One of the oldest questions doing the round in developing economies is why doesn't Foreign Direct Investment (FDI) continue to flow in to countries where macroeconomic fundamentals are doing well. Countless seminars and think-tank deliberations try to pin-point the reasons and almost always come back with the common denomination factors: communications, port congestion and ease of doing business. The points are politely noted by the government, positive policy changes are highlighted and we're ready to move on till the next round of 'why' deliberations.
In the meantime we hear of new FDIs mainly in the free economic zones and the International Chamber of Commerce, Bangladesh (ICCB) suggesting the new investment is only that re-ploughed in the economy by existing operators.
The confusing part of it is when one considers the gains made in infrastructure sector and communications. Or, are we to view those as being detached from the necessity of business? In which case we have major cracks in the planning process.
When it comes to port congestion, how is it that the second largest exporter in the world of ready-made garments are getting their shipments out on time? But facts are facts as they are made to appear. Large-scale FDIs are unlikely unless returns on investment ratios are more favourable than others, manufacture for export only made easier and enough growth in the economy to support a strong consumer base exists.
Several businesses have made forays into the consumer segments with a mixed bag of success. Pran has recently signed up to supply products for Denmark and Sri Lanka. Akiz has bought into a Malaysian company while essentially jettisoning its tobacco interests to Japan Tobacco International.
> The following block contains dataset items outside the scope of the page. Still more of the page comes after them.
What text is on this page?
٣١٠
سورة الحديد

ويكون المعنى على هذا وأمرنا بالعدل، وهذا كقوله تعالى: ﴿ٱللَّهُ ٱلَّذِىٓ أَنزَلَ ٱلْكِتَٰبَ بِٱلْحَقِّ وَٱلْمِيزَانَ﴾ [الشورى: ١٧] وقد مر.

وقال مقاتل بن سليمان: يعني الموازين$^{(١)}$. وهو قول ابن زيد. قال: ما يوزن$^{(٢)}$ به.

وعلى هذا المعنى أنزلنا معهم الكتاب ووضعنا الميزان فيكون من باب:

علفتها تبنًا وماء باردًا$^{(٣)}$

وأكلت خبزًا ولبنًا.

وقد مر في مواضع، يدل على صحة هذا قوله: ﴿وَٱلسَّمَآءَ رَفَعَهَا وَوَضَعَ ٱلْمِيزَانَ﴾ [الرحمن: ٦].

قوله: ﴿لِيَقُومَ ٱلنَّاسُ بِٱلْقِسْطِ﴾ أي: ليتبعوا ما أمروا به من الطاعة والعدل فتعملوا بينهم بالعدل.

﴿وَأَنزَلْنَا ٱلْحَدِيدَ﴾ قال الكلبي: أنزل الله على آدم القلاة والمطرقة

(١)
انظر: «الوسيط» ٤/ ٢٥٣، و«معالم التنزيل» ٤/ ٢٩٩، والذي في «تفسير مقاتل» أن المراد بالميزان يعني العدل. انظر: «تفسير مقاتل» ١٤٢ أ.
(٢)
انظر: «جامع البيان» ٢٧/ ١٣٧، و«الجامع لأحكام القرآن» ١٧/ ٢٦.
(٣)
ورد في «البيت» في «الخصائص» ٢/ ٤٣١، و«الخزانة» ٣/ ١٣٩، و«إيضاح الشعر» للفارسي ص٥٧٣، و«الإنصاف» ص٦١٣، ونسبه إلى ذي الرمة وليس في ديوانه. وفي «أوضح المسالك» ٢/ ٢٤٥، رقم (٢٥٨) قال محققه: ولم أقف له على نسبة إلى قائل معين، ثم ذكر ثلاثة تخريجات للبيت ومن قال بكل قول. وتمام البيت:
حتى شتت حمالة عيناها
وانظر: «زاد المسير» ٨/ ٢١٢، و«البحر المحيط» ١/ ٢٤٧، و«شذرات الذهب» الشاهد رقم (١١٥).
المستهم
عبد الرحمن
Moneys invested in increasing existing capacities are not considered new direct investment as these are plucked from a banking system that is creaking under mismanagement.
The long-term investments in power have not been visible with most of the success clearly due to quick supply rentals that are both limited in capacity and expensive. The cost-benefit ratio has to be factored in before corporate debt on account of unpaid bills does not exacerbate private debt as well. The flip side of more capacity is that it can't be allowed to remain idle.
The megastructural projects have just taken too much time delaying the vital cog of connectivity with economic zones and regional connectivity. India is chortling with all the transit objectives realised and plans laid out. Their cost of transportation will be sliced to a third. But it's the others who do not benefit from such regional access that hesitate to come in.
Ease of doing business must provide for smoother repatriation of profits and thereby healthier foreign reserves than what we currently have. Nonsensical debate over illegal fund repatriation just comes up as a new barrier. Drain the swamp, clear the pipelines and let's move on.